Guanajuato Silver Announces Closing of Bought Deal Public Offering for Gross Proceeds of C$43.5 Million
THIS NEWS RELEASE IS NOT FOR DISTRIBUTION IN THE UNITED STATES. ANY FAILURE TO COMPLY WITH THIS RESTRICTION MAY CONSTITUTE A VIOLATION OF U.S. SECURITIES LAW. VANCOUVER, BC / ACCESS Newswire / October 9, 2025 / Guanajuato Silver Company Ltd. (the …
THIS NEWS RELEASE IS NOT FOR DISTRIBUTION IN THE UNITED STATES. ANY FAILURE TO COMPLY WITH THIS RESTRICTION MAY CONSTITUTE A VIOLATION OF U.S. SECURITIES LAW.

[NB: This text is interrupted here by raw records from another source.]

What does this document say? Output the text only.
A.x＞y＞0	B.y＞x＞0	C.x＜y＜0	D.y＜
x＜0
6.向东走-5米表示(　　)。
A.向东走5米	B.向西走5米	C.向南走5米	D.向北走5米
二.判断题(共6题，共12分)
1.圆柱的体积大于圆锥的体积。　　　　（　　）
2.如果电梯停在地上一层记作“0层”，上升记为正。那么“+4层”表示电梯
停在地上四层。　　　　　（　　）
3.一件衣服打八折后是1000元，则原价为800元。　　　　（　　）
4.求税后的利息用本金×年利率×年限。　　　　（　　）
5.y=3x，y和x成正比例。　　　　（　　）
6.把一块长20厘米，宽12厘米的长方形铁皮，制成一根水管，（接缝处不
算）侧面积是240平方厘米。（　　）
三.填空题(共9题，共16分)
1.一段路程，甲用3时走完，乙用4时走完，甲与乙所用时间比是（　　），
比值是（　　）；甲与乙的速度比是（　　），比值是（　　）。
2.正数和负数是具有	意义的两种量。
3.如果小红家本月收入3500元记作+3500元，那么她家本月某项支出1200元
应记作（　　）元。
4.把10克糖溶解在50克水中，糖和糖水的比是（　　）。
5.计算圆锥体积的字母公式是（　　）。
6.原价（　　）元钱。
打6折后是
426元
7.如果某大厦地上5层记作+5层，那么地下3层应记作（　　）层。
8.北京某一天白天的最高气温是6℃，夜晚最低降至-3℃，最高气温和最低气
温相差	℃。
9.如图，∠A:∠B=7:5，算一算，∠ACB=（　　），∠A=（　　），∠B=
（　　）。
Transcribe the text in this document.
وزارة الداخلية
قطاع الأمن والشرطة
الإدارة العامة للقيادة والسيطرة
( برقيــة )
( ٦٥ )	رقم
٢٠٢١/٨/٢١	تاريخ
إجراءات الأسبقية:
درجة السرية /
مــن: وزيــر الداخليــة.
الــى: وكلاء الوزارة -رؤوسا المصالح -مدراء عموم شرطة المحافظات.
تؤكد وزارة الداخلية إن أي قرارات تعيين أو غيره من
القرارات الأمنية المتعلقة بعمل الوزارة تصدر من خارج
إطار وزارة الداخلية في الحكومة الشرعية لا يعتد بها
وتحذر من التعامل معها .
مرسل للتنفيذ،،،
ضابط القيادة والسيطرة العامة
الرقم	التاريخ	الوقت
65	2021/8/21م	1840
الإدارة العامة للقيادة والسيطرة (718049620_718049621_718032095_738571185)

VANCOUVER, BC / ACCESS Newswire / October 9, 2025 / Guanajuato Silver Company Ltd. (the "Company" or "GSilver") (TSXV:GSVR), a growing Mexican-based precious metals producer,is pleased to announce that it has closed its previously announced "bought deal" public offering of 87,000,000 units of the Company (the "Units") at a price of C$0.50 per Unit (the "Offering Price") for gross proceeds of C$43,500,000 (the "Offering"). The Offering was conducted by Canaccord Genuity Corp. and Red Cloud Securities Inc. (together, the "Underwriters"), as co-lead underwriters and joint bookrunners.
Each Unit consists of one common share of the Company (a "Common Share") and one-half of one common share purchase warrant (each whole common share purchase warrant, a "Warrant"). Each Warrant entitles the holder thereof to acquire one Common Share of the Company at a price of C$0.65 at any time before 5:00 p.m. (Vancouver time) on October 9, 2028.
The net proceeds of the Offering will be used for sustaining and development capital for the Company's four operating mines in Mexico, working capital and general corporate purposes.
The Units were offered by way of a prospectus supplement dated October 3, 2025 (the "Prospectus Supplement") to the Company's short form base shelf prospectus dated August 21, 2024 (the "Base Shelf Prospectus") to purchasers in each of the provinces and territories of Canada (other than Québec) and were also offered by way of private placement in the United States.
In connection with the Offering, the Company has granted the Underwriters an option (the "Underwriter Option") to purchase, on the same terms and conditions of the Offering, up to an additional 13,050,000 Units issued in connection with the Offering. The Underwriter Option is exercisable, in whole or in part, by the Underwriters at any time until and including November 8, 2025. The maximum gross proceeds raised under the Offering would be C$50,025,000 in the event the Underwriter Option is fully exercised.
No new insiders, or control persons, were created as a result of the Offering.
In consideration for their services in connection with the Offering, the Underwriters received a total cash commission of C$2,595,000 and were each issued 2,587,500 non-transferable warrants of the Company (the "Broker Warrants"). Each Broker Warrant entitles the holder thereof to purchase one Common Share at a price of C$0.50 at any time before 5:00 p.m. (Vancouver time) on October 9, 2028.